Running on a horizontally scalable cluster of commodity servers, Apache Kafka ingests real-time data from multiple "producer" systems and applications—such as logging systems, monitoring systems, sensors, and IoT applications—and at very low latency makes the data available to multiple "consumer" systems and applications such as real-time analytics.
Consumers can range from analytics platforms to applications that rely on real-time data processing. Examples include logistics or location-based micromarketing applications.
Here we define the terms shown above:
Producer: Client application that push events into topics
Cluster: One or more servers (called brokers) running Apache Kafka.
Topic: The method to categorize and durably store events.

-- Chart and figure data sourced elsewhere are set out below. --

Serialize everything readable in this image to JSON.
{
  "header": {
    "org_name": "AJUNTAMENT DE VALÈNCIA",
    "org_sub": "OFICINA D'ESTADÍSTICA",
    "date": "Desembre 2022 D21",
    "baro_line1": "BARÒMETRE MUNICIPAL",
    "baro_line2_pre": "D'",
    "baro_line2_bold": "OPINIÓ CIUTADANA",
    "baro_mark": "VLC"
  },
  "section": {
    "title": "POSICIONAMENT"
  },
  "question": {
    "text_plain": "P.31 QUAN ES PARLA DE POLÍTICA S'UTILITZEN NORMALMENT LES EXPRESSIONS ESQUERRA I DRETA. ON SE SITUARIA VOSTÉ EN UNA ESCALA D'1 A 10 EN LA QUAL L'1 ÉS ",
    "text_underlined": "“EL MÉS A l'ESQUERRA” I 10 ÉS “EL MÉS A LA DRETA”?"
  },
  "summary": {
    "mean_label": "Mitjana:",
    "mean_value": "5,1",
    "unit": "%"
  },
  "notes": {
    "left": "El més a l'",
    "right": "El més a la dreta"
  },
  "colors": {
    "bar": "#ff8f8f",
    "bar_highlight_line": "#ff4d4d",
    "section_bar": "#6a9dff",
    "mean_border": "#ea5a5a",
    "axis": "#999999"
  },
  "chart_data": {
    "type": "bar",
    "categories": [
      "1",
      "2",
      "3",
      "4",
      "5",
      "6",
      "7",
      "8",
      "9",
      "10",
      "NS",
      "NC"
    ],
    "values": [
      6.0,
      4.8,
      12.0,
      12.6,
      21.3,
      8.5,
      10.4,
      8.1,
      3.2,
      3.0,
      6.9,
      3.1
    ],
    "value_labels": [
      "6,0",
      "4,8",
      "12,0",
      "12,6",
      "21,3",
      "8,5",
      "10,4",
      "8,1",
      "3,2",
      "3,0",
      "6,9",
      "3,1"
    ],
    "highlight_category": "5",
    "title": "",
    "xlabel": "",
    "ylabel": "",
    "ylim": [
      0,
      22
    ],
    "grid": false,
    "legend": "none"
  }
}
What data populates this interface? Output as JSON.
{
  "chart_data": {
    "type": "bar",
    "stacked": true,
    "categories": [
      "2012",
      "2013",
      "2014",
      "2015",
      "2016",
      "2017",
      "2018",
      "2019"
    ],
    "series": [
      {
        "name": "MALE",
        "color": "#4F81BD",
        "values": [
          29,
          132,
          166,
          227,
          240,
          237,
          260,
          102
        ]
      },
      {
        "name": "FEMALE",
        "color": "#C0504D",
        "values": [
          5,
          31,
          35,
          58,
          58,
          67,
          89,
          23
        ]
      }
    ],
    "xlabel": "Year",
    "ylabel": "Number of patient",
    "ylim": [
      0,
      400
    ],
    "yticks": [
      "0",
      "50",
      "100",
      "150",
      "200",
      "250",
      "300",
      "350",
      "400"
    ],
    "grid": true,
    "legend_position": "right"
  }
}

There are two types of topics: compacted and regular. Records in compacted topics do not expire based on time or space bounds. Newer topic messages update older messages that possess the same key and Apache Kafka does not delete the latest message unless deleted by the user. For regular topics, records can be configured to expire, deleting old data to free storage space.
Partition: The mechanism to distribute data across multiple storage servers (brokers). Messages are indexed and stored together with a timestamp and ordered by the position of the message within a partition. Partitions are distributed across a node cluster and are replicated to multiple servers to ensure that Apache Kafka delivers message streams in a fault-tolerant manner.
Consumers: Client applications which read and process the events from partitions. The Apache Kafka Streams API allows writing Java applications which pull data from Topics and write results back to Apache Kafka. External stream processing systems such as Apache Spark, Apache Apex, Apache Flink, Apache NiFi and Apache Storm can also be applied to these message streams.